What should an employer do when it determines that it has misclassified employees as exempt and failed to pay them overtime required under the Fair Labor Standards Act? I’m providing an FLSA update to the Alabama Society for Human Resource Management (ALSHRM) tomorrow. In my preparations, I found an interesting Alabama case on this issue: Cornelison v. Southern Synergy, Inc., No. 5:20-cv-01157-MHH, 2024 WL 2807018 (N.D. Ala. May 31, 2024).
In that case, Steven Cornelison sued Southern Synergy claiming that it misclassified him and owed him overtime. Mr. Cornelius also asked the Court to certify a collective action composed of other employees who were misclassified and owed overtime.
Here’s where things went awry. Southern Synergy promptly analyzed its workforce and determined that it failed to pay overtime to employees. So, it smartly calculated overtime owed and paid it to applicable employees. But, Southern Synergy did not give those employees liquidated damages equal to the amount of overtime withheld. And, under the FLSA, the employees were entitled to liquidated damages unless Southern Synergy could prove that it, in good faith, previously believed they were not entitled to overtime. Southern Synergy sent the employees a letter explaining the extra pay, but did not mention liquidated damages and directed employees to contact the HR Director with any questions.
Mr. Cornelison’s attorneys argued that Southern Synergy’s actions were an improper attempt to avoid its obligation to pay liquidated damages under the FLSA. And, United States District Court Judge Madeline Haikala agreed. On September 25, 2021, she issued an order requiring that notice be given to all employees of Mr. Cornelison’s lawsuit and their potential ability to join the lawsuit. On March 22, 2022, she approved the language for the notice that would be provided to employees.
Southern Synergy then required employees to attend a mandatory meeting in April of 2022. During that meeting, the litigation was discussed and employees were directed to contact the HR Director with any questions. They were told that Mr. Cornelison could make settlement decisions for them. And, Southern Synergy omitted information about Court approval required for any settlement.
Thereafter, no Southern Synergy employees contacted Mr. Cornelison’s lawyers or opted into the collective action. So, Mr. Cornelison’s filed a motion for sanctions, arguing that Southern Synergy continued to interfere with the employees’ FLSA rights.

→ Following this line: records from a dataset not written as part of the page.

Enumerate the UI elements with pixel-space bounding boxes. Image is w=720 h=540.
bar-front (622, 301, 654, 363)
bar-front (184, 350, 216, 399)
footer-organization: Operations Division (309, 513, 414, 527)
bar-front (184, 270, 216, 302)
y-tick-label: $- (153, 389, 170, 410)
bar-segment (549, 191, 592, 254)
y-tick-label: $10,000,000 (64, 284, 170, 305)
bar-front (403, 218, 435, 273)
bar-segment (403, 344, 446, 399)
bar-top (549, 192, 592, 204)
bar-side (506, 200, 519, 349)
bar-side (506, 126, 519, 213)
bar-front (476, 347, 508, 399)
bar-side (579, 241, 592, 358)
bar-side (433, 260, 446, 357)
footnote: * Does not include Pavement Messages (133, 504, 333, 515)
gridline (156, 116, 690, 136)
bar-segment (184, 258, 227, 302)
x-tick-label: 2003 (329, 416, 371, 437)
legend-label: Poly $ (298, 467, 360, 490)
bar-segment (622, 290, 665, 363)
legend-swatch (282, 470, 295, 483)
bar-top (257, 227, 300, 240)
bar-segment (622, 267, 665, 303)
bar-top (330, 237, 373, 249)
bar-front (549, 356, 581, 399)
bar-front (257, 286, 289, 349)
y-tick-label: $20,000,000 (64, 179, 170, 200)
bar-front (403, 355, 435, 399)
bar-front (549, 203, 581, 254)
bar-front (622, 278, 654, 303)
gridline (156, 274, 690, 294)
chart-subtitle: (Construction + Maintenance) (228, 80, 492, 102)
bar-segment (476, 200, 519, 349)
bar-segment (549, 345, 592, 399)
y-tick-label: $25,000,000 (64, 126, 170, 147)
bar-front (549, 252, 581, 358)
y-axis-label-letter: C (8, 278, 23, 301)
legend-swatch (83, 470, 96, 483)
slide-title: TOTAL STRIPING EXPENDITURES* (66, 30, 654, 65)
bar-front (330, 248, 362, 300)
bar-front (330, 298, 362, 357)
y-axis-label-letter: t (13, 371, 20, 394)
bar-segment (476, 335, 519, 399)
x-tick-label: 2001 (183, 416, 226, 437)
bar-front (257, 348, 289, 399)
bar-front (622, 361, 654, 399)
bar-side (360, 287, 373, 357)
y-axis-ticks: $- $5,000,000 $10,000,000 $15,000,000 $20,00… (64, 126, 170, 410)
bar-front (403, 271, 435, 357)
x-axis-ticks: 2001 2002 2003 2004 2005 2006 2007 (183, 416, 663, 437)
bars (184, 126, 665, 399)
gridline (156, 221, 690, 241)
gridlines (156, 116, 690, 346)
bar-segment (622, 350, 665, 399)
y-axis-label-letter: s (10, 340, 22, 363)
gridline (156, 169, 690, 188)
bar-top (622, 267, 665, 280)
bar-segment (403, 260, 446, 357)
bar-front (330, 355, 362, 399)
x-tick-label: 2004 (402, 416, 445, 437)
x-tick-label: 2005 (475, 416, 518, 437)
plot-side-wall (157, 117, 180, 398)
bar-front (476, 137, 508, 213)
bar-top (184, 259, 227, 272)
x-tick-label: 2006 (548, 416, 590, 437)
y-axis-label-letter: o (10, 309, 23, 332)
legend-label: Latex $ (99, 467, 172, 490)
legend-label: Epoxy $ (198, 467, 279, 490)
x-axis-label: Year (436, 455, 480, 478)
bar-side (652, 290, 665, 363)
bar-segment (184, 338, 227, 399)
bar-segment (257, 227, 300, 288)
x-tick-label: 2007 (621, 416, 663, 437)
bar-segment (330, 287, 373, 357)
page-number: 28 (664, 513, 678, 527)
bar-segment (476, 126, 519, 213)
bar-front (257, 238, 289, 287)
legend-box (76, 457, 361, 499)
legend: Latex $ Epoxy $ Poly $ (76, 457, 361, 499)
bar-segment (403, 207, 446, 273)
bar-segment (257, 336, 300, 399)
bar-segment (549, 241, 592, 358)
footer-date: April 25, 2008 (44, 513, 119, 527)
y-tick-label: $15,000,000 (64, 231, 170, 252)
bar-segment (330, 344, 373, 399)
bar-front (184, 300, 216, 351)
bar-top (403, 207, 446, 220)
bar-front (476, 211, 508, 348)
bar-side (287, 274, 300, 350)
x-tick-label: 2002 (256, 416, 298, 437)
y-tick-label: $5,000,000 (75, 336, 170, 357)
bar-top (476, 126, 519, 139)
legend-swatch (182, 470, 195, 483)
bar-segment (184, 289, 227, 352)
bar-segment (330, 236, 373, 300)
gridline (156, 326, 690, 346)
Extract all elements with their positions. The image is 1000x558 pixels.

On May 31, 2024, Judge Haikala granted the motion for sanctions. She noted that employers are allowed to communicate with potential class members about collective actions, but that such communications cannot be “factually inaccurate, unbalanced or misleading.” Additionally, the information provided cannot “include communications that coerce prospective class members into excluding themselves from the litigation; communications that contain false, misleading or confusing statements; and communications that undermine cooperation with or confidence in class counsel.”

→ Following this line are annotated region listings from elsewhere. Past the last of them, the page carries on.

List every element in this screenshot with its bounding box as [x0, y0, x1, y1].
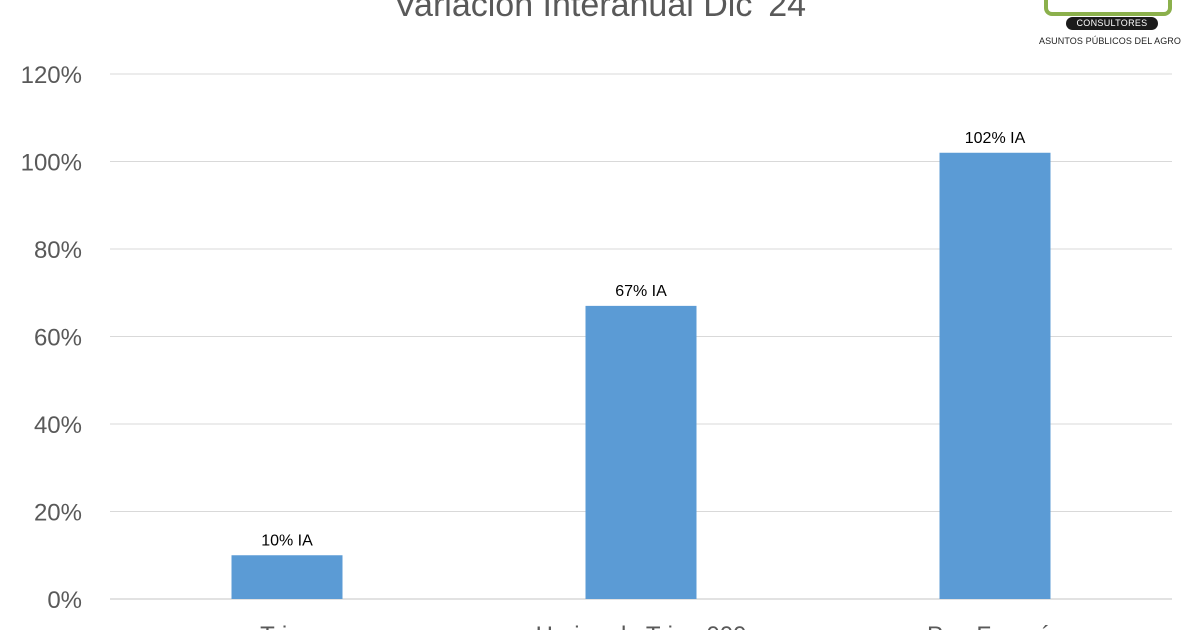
logo-tagline: ASUNTOS PÚBLICOS DEL AGRO: [1038, 36, 1182, 46]
category-label: Pan Francés: [927, 622, 1063, 630]
y-tick-label: 120%: [21, 62, 82, 89]
category-label: Trigo: [260, 622, 314, 630]
bar: [231, 555, 343, 599]
y-tick-label: 20%: [34, 500, 82, 527]
logo-bracket-shape: [1044, 0, 1172, 16]
logo-mark: RM: [1080, 0, 1136, 4]
chart-title: Variación Interanual Dic '24: [394, 0, 806, 24]
logo-subtitle: CONSULTORES: [1066, 17, 1158, 30]
y-tick-label: 60%: [34, 325, 82, 352]
data-label: 10% IA: [261, 532, 313, 549]
y-tick-label: 100%: [21, 150, 82, 177]
y-tick-label: 40%: [34, 412, 82, 439]
y-tick-label: 80%: [34, 237, 82, 264]
category-label: Harina de Trigo 000: [536, 622, 747, 630]
bar: [585, 305, 697, 599]
company-logo: RM CONSULTORES ASUNTOS PÚBLICOS DEL AGRO: [1030, 0, 1190, 50]
data-label: 67% IA: [615, 283, 667, 300]
data-label: 102% IA: [965, 130, 1026, 147]
y-tick-label: 0%: [47, 587, 82, 614]
bar: [939, 152, 1051, 599]
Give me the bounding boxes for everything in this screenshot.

Mr. Cornelison’s lawyers asked for sanctions equal to the amount of liquidated damages that would otherwise have been payable to members of the class. But, Judge Haikala did not go that far. Instead, she only order Southern Synergy to pay Mr. Cornelison’s attorneys’ fees based on the extended litigation caused by Southern Synergy’s actions.

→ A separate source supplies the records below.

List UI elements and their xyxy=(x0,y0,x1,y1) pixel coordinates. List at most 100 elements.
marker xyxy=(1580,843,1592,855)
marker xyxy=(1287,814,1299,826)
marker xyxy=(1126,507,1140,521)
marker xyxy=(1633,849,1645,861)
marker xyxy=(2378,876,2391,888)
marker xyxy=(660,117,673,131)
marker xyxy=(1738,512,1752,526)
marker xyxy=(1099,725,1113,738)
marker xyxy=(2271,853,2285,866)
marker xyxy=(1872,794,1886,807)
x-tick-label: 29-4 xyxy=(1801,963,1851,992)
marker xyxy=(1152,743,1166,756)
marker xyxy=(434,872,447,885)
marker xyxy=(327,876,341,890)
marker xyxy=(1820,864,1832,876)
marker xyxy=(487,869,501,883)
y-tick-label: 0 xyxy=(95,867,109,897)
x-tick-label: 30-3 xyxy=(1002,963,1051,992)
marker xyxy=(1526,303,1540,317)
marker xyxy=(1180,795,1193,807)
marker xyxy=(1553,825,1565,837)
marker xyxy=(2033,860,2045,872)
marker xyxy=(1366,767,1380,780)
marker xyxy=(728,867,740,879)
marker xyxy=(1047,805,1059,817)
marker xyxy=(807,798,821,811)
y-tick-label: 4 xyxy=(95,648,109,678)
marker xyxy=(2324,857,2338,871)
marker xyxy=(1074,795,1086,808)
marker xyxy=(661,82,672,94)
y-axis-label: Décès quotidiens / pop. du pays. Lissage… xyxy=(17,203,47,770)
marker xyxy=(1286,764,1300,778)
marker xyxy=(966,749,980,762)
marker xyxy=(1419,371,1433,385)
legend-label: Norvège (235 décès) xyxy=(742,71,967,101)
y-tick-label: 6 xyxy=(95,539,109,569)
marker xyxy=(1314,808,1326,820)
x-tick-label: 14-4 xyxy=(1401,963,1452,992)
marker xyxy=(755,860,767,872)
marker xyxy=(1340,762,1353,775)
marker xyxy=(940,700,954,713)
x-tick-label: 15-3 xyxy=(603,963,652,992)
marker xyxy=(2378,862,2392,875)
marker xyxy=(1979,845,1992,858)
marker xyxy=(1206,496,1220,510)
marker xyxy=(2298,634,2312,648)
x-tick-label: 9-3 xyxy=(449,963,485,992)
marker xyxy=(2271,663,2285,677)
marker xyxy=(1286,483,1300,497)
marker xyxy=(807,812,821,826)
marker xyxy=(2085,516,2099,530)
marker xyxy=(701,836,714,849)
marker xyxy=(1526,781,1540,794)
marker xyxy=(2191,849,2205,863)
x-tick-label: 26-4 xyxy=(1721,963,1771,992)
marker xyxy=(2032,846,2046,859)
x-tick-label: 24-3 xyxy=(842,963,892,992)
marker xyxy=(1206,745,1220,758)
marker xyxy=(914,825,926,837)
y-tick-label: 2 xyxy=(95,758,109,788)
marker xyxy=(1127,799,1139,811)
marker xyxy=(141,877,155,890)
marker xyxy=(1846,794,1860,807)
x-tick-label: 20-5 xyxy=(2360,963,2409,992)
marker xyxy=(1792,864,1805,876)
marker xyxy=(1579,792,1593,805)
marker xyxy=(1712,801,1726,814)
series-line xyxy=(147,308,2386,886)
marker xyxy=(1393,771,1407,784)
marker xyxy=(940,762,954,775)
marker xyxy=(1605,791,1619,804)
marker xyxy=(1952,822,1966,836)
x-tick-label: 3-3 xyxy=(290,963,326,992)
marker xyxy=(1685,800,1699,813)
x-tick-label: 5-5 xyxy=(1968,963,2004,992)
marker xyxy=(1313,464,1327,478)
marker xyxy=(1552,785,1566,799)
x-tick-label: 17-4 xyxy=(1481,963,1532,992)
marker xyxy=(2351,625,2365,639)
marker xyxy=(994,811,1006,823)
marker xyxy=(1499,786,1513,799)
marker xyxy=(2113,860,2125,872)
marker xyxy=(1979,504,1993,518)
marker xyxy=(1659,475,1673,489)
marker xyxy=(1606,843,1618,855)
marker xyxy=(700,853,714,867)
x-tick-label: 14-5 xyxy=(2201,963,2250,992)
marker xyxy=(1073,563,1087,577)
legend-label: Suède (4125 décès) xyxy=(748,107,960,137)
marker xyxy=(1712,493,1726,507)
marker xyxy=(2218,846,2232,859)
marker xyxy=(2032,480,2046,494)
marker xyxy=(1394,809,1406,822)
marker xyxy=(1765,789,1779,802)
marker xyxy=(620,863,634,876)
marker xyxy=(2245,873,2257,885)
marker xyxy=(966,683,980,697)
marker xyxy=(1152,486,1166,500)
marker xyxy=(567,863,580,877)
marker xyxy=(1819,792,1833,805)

And, at the end of the day, those attorneys’ fees totaled $86,007.50. That’s a fairly hefty sum. But, Mr. Cornelison’s liquidated damages were approximately $31,000.00. If other employees were entitled to similar amounts of liquidated damages, Southern Synergy may have saved itself money — even though Judge Haikala found that its actions were improper.
Here are my takeaways:
- Regularly review your workforce to determine if employees are receiving the overtime to which they are entitled.
- If you determine that you have failed to pay overtime, fix that problem quickly.
- Determine if you possess a “good faith” defense that may allow you to avoid payment for liquidated damages.
- If you decide to communicate with employees about payments, make sure that all communications are neutral and truthful.
- All litigation involves balancing risk with reward. In this case, Southern Synergy may have taken a risk in its communication with employees and it may have paid off.